Maayan Kitron van het Arava R&D Center met een bittere meloen (Momordica). Foto door Laura Ben-David


"We geven beurzen aan onze afgestudeerden en we zien dat ze de lokale landbouw in hun thuisland veranderen", zegt Arnon.


Een Cambodjaanse student gebruikte de beurs om een ​​rijstdroogmachine voor zijn dorp aan te schaffen, zodat de boeren deze kunnen opslaan en verkopen wanneer de vraag groot is. Voorheen konden ze vers geoogste rijst slechts in kleine hoeveelheden verkopen en verdienden ze niet veel geld.


“Na een half jaar stuurde hij ons een foto van het drogen van de rijst in de machine en konden we zien hoe onze subsidie ​​hielp.

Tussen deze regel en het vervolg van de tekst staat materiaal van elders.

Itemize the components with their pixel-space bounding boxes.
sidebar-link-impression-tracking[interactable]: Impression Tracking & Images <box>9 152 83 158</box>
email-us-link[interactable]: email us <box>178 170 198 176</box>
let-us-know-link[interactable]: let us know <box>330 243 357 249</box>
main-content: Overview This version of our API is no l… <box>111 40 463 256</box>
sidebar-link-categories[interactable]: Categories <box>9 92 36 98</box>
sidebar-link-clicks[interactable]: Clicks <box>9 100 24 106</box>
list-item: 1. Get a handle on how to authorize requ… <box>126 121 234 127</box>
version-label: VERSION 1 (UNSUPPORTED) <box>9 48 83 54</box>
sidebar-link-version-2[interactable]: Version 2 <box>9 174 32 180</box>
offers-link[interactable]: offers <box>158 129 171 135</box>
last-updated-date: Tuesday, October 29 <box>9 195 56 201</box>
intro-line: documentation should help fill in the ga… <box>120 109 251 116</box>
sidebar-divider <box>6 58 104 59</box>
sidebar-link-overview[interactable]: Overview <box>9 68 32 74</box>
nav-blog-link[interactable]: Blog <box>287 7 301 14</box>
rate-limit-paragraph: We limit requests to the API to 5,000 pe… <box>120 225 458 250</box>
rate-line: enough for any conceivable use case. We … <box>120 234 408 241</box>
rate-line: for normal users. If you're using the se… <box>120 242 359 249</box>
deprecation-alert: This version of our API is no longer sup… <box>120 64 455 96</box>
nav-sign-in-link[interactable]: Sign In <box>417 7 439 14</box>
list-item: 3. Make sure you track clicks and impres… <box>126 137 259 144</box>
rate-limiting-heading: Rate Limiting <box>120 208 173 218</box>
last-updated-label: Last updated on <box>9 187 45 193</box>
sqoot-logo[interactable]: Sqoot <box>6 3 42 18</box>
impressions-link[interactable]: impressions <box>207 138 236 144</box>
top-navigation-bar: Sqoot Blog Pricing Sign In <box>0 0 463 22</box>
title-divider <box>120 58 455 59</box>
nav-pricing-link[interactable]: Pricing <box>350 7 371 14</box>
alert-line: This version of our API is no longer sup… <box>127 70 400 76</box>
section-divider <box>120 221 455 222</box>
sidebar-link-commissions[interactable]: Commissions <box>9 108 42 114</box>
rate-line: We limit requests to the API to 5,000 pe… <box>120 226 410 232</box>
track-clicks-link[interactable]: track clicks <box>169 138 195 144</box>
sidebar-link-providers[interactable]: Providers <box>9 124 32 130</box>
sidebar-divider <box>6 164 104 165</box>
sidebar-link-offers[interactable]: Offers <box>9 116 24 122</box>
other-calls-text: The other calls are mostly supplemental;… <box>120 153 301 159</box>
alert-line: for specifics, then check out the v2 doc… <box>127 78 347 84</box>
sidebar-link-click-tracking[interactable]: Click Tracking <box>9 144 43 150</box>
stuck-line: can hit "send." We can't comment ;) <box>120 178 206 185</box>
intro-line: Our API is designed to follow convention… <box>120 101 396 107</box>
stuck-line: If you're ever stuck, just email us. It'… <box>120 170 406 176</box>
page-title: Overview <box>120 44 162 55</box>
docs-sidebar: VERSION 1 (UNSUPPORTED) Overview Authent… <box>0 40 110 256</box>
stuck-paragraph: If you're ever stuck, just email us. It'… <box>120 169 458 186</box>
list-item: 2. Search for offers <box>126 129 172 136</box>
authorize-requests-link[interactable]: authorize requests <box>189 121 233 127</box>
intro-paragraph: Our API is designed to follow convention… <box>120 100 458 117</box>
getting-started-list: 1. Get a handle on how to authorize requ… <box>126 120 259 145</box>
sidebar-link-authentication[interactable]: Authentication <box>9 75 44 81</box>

Het is verbazingwekkend hoe een kleine stap kan leiden tot een grote verandering”, zegt Arnon.


Thuis weg van huis


Na 28 jaar in dienst is Arnon goed bekend met de grote verscheidenheid aan gebruiken en culturen die vertegenwoordigd zijn op de campus van AICAT.


Ze zorgt ervoor dat studenten religieuze plaatsen kunnen bezoeken die heilig zijn voor hun geloof, en een keer per jaar geven de studenten uitvoeringen waarin hun culturele erfgoed wordt getoond.


Maar het gaat dieper. "Ze worden een deel van onze familie", zegt Arnon.


“In 2015 hadden we hier studenten uit Nepal, en na de verschrikkelijke aardbeving zeiden hun ouders dat ze niet naar huis moesten komen als de cursus voorbij was omdat het daar een ramp was. Dus laten we ze nog een jaartje blijven.”


In dat tweede jaar ontwikkelden de Nepalese studenten plannen om een ​​coöperatieve boerderij in Israëlische stijl op te richten in Nepal. “Ze gingen niet terug naar huis als kleine boeren, maar als ondernemers”, zegt Arnon.


Ze wijst erop dat afgestudeerden thuis meer kunnen verdienen door de kennis die ze hebben.


Gideon Kirui, een AICAT-afgestudeerde die nu dienstdoet als groepsleider voor huidige studenten uit Kenia, zegt: "Wat je hier krijgt is erg kostbaar en als je teruggaat naar Kenia, wil iedereen je. We hebben 47 provincies en elke provincie wil human resources. Sommigen geven [boeren] land en water, en sommigen verstrekken financiering via particuliere banken.”


Goede zaden


In een klaslokaal brainstormden Thaise studenten over zakelijke ideeën met AICAT-hoofddocent Eyal Policar, oprichter van de lokale medicinale-cannabiskweker Cannarava .


“Dit is een duaal diplomaprogramma”, legt Policar uit. “Ze gaan studeren aan de universiteit in Thailand en we geven ze hier 10 maanden. En dan, na weer een semester thuis, halen ze hun diploma.”


Vanuit een whiteboard vol suggesties besloten zijn studenten om lippenstift verder te ontwikkelen van honingraat, citronella muggenspray en jasmijnparfum.

Een whiteboard bij AICAT vol ideeën voor commerciële artikelen die gemaakt kunnen worden van landbouwproducten. Foto door Abigail Leichman


Arnon zegt dat studenten verbaasd zijn over hoe Israël de woestijn heeft veranderd in een bloeiende landbouwonderneming die de binnenlandse en exportmarkten bevoorraadt.


“Ze zien dat hoewel we geen natuurlijke hulpbronnen hebben, we het onmogelijke doen om de woestijn tot bloei te brengen. Ze zeggen: 'Wauw, in mijn land hebben we goed water en goede grond, dus waarom zijn we arm?' En ze krijgen inspiratie en een nieuwe geest als ze weer naar huis gaan. Ze leren vragen te stellen en oplossingen te vinden voor hun uitdagingen.”


Arnon zegt dat ze ook naar huis terugkeren als informele ambassadeurs voor Israël, en zaaien wat zij "goede zaden" noemt voor een meer vreedzame en welvarende toekomst.